STRASSENAUSBAUBEITRAG
Die Abschaffung des Gesetzes, das die Beteiligung von Hauseigentümern an Baumaßnahmen regelt, ist eine Herzensangelegenheit der CDU. Die SPD hält an dem unter Rot-Rot eingeführten Gesetz fest. Ein Kompromiss könnte die Novellierung des Gesetzes sein, wonach Beiträge nur dann fällig würden, wenn Baumaßnahmen von erkennbarem Nutzen für Anwohner wären. Denkbar ist auch, die finanzielle Beteiligung zwischen Eigentümern von Wohn- und Gewerbeimmobilien zu differenzieren.
KENNZEICHNUNGSPFLICHT
Kürzlich wurde in Berlin als erstem Bundesland die Kennzeichnungspflicht für Polizisten eingeführt. Beamte können zwischen Namensschild oder Nummer wählen.
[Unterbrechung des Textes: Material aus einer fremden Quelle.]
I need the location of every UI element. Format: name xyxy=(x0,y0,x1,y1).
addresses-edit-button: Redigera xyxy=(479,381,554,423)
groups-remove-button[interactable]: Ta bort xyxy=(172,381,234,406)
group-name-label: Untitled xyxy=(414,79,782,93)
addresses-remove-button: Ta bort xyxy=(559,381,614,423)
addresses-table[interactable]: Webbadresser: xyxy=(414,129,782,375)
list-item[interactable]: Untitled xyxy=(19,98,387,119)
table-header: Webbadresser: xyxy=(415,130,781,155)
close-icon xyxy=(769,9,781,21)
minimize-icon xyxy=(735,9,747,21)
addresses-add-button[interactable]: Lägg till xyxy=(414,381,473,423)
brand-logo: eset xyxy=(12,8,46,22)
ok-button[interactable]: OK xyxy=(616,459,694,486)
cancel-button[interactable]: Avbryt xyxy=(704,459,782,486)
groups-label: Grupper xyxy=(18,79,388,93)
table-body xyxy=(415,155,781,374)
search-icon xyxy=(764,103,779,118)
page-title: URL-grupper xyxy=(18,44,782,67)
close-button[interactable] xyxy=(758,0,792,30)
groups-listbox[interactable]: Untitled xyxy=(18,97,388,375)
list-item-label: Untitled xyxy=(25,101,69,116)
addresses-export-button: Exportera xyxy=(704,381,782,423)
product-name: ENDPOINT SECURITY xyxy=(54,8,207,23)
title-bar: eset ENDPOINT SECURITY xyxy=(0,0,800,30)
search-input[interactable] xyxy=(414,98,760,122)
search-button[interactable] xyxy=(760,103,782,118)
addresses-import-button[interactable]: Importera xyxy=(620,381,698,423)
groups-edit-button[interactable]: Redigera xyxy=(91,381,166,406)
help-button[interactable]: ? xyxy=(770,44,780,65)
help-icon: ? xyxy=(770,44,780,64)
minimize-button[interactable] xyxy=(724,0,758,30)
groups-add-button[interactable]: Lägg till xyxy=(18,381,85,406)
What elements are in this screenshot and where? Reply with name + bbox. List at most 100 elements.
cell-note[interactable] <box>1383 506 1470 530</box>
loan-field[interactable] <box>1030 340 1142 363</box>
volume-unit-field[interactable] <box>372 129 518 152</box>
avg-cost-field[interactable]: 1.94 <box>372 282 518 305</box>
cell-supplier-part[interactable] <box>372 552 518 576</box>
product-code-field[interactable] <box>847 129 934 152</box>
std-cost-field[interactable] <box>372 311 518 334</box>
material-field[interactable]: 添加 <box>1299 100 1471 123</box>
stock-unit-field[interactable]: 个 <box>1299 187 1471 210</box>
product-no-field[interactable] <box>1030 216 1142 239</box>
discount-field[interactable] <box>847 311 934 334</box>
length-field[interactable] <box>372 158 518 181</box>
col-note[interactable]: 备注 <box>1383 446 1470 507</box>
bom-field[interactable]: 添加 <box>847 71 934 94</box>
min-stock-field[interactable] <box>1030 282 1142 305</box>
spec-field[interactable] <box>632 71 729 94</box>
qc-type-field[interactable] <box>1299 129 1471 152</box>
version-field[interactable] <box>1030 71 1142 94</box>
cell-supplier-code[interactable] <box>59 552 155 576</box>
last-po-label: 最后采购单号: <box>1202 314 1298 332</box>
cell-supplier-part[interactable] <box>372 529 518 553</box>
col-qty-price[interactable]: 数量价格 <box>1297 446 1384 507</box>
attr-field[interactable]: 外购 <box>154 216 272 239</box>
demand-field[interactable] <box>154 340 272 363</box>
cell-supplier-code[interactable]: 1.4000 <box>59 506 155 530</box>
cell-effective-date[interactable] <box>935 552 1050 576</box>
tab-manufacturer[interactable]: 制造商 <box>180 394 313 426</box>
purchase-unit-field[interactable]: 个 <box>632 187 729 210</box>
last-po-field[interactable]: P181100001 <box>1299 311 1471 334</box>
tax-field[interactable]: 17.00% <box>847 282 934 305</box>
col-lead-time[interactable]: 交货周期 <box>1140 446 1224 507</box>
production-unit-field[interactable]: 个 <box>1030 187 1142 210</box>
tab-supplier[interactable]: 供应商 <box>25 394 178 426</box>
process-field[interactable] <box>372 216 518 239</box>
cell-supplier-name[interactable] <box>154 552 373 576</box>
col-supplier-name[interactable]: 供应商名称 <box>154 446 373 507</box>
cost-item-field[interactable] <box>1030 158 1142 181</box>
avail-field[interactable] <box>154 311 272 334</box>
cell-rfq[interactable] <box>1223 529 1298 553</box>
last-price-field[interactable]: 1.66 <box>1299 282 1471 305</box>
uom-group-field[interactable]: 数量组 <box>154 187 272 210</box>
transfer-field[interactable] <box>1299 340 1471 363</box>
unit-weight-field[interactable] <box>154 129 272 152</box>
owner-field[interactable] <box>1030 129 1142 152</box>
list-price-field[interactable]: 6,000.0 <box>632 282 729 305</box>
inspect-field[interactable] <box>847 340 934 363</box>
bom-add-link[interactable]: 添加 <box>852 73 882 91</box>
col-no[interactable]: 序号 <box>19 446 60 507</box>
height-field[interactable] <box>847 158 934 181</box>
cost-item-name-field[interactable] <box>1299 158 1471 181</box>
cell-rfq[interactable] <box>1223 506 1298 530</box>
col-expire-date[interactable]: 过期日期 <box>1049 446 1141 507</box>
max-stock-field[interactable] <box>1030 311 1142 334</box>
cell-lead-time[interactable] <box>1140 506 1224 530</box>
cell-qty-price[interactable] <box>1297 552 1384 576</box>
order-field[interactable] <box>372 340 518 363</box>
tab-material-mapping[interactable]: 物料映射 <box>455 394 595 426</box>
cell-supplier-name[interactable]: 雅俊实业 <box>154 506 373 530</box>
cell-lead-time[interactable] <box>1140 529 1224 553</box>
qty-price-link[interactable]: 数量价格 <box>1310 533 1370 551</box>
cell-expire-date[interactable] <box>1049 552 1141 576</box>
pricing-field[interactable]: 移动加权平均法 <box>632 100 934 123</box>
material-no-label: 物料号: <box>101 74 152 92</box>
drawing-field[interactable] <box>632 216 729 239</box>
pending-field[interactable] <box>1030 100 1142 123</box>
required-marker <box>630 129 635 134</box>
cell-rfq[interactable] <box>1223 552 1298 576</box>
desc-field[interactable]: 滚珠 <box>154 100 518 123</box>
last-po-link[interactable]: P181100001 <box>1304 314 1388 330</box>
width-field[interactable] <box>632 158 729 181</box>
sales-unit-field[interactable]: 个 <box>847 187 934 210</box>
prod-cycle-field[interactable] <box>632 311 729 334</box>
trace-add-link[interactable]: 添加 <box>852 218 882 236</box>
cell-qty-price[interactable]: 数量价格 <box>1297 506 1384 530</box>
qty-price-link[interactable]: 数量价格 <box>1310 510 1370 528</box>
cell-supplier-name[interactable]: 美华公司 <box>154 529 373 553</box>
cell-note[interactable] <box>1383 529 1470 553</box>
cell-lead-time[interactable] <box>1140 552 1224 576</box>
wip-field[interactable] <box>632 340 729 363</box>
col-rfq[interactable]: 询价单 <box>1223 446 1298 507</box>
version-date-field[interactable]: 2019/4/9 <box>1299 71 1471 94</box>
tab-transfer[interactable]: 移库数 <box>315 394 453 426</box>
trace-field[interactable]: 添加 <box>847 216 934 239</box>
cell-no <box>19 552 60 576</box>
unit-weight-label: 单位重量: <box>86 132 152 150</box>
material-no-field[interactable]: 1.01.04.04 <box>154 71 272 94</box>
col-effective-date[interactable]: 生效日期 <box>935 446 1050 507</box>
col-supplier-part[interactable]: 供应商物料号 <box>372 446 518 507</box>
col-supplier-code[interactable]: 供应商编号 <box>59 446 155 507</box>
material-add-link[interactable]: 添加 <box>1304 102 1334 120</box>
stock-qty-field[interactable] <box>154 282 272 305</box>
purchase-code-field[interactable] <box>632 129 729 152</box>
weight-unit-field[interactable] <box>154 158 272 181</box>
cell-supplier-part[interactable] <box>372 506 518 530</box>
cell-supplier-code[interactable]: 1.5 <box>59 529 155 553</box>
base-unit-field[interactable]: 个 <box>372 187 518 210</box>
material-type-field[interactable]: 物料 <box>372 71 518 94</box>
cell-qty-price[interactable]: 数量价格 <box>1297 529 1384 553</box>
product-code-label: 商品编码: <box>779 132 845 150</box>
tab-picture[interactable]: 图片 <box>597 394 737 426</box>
Die CDU fordert ein rotierendes Nummernsystem nach einer bestimmten Zeitspanne und einen Zugriffsschutz der Daten von Polizisten im Melderegister.
REKOMMUNALISIERUNG
Die SPD will die 2013/2014 auslaufenden Konzessionen für die Berliner Gas- und Stromnetze nicht verlängern oder neu ausschreiben, sondern in öffentliche Regie übernehmen. Die CDU favorisiert eine Ausschreibung.
GESUNDHEIT
SPD und CDU konnten sich noch nicht darauf verständigen, ob es analog zu anderen Kammern künftig eine Pflegekammer für Pflegeberufe geben wird. Unklar ist auch, ob in Berlin das „Drug-Checking“ wie in der Schweiz oder den Niederlanden eingeführt wird. Konsumenten illegaler Drogen könnten Substanzen dann anonym auf Dosis und Inhaltsstoffe bestimmen lassen. Die Drogenprüfung soll die Gefahren verhindern, die beim Konsum von Substanzen mit unbekannter Zusammensetzung entstehen können.